Alaska Airlines Gets Rid of Older Jets

Seattle-based Alaska Airlines is going to get rid of its MD-80 aircraft (pictured) to make way for Boeing 737s, a type of aircraft that the airline already has in service. 26 MD-80s are leaving, and 39 Boeing 737-800s are joining the fleet. Delivery is between now and 2008.

Savings will apparently be about $115 million per year as fuel, operating, and maintenance costs plummet. Although the number of aircraft operated by Alaska will only increase by 4, compared to the beginning of the year, its capacity will increase by 18%.
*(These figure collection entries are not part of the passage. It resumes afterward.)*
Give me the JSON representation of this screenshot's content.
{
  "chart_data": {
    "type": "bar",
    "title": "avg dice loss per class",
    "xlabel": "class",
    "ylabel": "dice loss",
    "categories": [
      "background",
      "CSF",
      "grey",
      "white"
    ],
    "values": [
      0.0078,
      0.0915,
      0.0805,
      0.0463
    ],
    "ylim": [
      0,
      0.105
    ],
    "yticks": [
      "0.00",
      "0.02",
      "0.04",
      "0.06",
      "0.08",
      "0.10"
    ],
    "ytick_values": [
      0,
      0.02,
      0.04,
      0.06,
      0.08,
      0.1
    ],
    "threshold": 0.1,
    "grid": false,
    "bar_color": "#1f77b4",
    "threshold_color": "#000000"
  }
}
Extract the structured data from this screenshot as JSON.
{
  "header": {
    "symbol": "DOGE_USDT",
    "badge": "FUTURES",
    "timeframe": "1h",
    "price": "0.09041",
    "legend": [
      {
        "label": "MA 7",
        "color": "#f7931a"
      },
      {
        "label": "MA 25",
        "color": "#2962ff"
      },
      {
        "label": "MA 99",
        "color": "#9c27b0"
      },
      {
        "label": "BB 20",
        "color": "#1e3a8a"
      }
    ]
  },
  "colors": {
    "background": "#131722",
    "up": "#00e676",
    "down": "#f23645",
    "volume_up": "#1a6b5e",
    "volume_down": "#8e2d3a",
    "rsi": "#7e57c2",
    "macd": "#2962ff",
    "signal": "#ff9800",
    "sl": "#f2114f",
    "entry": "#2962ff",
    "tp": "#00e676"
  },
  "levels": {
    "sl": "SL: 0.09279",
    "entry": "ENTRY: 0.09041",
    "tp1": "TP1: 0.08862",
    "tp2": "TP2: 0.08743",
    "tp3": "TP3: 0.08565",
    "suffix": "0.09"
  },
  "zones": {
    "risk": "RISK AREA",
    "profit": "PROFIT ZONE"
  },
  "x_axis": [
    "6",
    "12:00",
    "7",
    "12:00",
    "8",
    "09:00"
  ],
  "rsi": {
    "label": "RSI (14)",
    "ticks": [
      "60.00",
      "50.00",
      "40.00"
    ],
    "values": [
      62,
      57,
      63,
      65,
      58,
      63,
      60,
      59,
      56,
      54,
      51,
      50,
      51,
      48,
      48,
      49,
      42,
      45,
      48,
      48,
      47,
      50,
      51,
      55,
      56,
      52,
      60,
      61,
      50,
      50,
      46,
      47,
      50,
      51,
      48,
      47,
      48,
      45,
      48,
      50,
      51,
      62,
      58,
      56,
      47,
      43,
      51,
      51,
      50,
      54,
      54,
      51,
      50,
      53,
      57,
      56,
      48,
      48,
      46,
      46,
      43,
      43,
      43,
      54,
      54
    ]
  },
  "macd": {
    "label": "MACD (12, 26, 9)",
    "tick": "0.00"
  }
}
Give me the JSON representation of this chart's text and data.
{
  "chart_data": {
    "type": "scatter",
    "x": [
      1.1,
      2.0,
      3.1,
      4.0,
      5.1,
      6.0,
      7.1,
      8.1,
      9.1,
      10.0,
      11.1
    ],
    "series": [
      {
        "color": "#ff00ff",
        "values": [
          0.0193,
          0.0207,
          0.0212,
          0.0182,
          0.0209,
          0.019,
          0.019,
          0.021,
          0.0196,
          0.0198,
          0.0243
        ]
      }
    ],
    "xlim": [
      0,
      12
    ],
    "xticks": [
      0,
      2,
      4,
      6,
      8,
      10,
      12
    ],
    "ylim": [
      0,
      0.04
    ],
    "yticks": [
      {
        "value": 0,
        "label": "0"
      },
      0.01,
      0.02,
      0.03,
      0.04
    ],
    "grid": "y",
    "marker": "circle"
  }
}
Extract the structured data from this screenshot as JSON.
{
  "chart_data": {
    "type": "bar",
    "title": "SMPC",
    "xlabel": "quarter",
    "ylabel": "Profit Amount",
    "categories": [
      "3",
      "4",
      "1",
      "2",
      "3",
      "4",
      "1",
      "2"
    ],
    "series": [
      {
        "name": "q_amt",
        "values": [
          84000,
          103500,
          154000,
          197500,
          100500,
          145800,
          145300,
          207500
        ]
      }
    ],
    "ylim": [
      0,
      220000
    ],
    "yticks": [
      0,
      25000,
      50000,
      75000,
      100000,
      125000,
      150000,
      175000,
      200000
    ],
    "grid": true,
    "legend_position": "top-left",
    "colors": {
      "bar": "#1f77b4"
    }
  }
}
This is a smart move for Alaska. Sure, the company is going to have to go through two pre-tax charges of $130 million to $150 million, but the savings clearly win in the long run. Interesting to note that Alaska, which is a seudo-low cost carrier, is going to simply its fleet to just Boeing 737s - something that competitor Southwest Airlines has always done.

3 comments:

tulsi said...

We are growing with a fuel-efficient, comfortable and reliable airplane (the 737)," Bill Ayer, Alaska's chairman and chief executive, told reporters and analysts in a conference call. The decision eventually will mean more 737 orders for The Boeing Co., though just how many remains to be seen.
------------
Shahama


Alaska Alcohol Addiction Treatment

Smarry said...

The decision eventually will mean more 737 orders for The Boeing Co., though just how many remains to be seen.

___________________
Smarry
More Movies More Fun & Entertainment

Sell Frequent Flyer Miles said...

Frequent flyer miles and credit cards are considered to be the best of the reward type credit cards. Many credit cards offer rewards ranging from money back to free air travel, like frequent flyer credit cards. These cards let you earn free air miles for making purchases on your credit card. This is a good offer for people who travel often. The key is to find the card that offers the best deal.